Alexander Solzhenitsyn, the famous Russian dissident and author of The Gulag Archipelago and One Day in the Life of Ivan Denisovich, has died. His seminal books were, for most of the world, the first glimpse into the horror of the Soviet Gulag. Ilya Somin of the Volokh Conspiracy writes about him here.


While I found these books to be fact filled and dry, what I really learned about life inside the Gulag came from the books of Eugenia Semyonova Ginzburg who spent almost 20 years as a prisoner.

Her book Journey Into The Whirlwind chronicles her life as an educator and stalwart communist party member in Kazan who was arrested in Stalin's great purge in 1937 and sentenced to 15 years in prison. After being subjected to a Moscow show trial she was sent on a prison train across the Soviet Union to a work camp in Siberia. Within the Whirlwind is the continuation of her life in the Gulag where she eventually met another prisoner, a German doctor who saved her life and who she eventually married.
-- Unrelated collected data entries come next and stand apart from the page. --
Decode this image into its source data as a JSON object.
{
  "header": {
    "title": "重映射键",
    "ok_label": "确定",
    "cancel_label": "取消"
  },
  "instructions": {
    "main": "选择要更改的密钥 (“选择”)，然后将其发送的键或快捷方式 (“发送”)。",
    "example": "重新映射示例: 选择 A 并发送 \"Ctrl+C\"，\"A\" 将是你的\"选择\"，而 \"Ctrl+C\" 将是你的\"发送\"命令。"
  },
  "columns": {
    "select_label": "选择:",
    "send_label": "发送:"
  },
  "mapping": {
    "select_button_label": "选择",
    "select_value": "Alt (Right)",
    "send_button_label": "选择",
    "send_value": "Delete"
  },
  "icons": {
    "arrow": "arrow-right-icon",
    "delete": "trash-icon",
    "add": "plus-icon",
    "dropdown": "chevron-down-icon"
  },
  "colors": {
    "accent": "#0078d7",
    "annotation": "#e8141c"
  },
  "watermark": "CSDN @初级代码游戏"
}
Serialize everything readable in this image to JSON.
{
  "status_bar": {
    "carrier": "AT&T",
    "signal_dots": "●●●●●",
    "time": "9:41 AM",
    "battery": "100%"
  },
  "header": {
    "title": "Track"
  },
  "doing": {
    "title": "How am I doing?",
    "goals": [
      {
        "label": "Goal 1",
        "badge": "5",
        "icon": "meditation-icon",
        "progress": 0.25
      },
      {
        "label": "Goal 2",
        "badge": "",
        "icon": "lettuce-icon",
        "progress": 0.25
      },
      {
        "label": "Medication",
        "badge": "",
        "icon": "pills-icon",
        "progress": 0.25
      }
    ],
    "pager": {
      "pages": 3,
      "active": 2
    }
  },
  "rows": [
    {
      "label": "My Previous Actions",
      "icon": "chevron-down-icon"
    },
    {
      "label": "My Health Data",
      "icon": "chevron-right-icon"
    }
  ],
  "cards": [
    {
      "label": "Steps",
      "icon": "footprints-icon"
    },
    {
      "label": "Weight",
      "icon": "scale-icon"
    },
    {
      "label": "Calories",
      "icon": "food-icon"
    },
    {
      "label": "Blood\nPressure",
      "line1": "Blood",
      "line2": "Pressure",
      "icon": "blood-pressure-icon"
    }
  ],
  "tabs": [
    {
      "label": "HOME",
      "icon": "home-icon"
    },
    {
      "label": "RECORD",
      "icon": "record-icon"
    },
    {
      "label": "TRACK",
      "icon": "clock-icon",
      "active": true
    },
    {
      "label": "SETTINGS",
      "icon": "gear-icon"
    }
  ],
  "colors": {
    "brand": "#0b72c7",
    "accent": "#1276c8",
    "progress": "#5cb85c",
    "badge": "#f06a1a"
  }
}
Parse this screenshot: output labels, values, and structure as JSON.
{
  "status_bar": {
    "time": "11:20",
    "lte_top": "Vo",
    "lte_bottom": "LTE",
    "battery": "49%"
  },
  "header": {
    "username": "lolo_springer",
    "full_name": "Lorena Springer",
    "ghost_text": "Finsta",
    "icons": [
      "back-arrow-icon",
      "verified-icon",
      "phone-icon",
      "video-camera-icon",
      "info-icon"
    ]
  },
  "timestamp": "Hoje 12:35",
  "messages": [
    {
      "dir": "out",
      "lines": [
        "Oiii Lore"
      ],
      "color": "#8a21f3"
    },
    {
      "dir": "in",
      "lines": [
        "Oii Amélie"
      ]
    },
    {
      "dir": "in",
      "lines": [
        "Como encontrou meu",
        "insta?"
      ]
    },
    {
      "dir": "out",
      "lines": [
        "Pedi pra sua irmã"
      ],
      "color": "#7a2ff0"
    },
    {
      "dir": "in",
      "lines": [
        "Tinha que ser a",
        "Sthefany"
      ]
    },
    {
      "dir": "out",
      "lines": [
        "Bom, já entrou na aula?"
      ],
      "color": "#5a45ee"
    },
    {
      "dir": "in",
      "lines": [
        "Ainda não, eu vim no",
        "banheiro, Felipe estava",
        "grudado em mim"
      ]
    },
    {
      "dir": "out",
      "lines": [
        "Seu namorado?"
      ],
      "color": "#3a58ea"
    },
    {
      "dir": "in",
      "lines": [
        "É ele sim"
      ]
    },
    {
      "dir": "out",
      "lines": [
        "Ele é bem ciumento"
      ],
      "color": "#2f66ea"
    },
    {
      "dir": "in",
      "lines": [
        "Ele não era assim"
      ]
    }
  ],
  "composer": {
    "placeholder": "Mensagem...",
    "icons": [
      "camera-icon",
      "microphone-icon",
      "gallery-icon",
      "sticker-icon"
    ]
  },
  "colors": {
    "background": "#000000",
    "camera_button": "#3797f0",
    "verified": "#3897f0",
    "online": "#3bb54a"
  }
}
I always wondered why her books, which are written in such a cinematic way with scenes rich with detail, were never made into films. Hollywood gives us one banal boring movie after another and rarely a film based on a true story that is historically interesting and emotionally uplifting.

Hint to Steven Spielberg: If you ever decide to produce Journey Into The Whirlwind, Rachel Weisz would be perfect as Eugenia Ginzburg.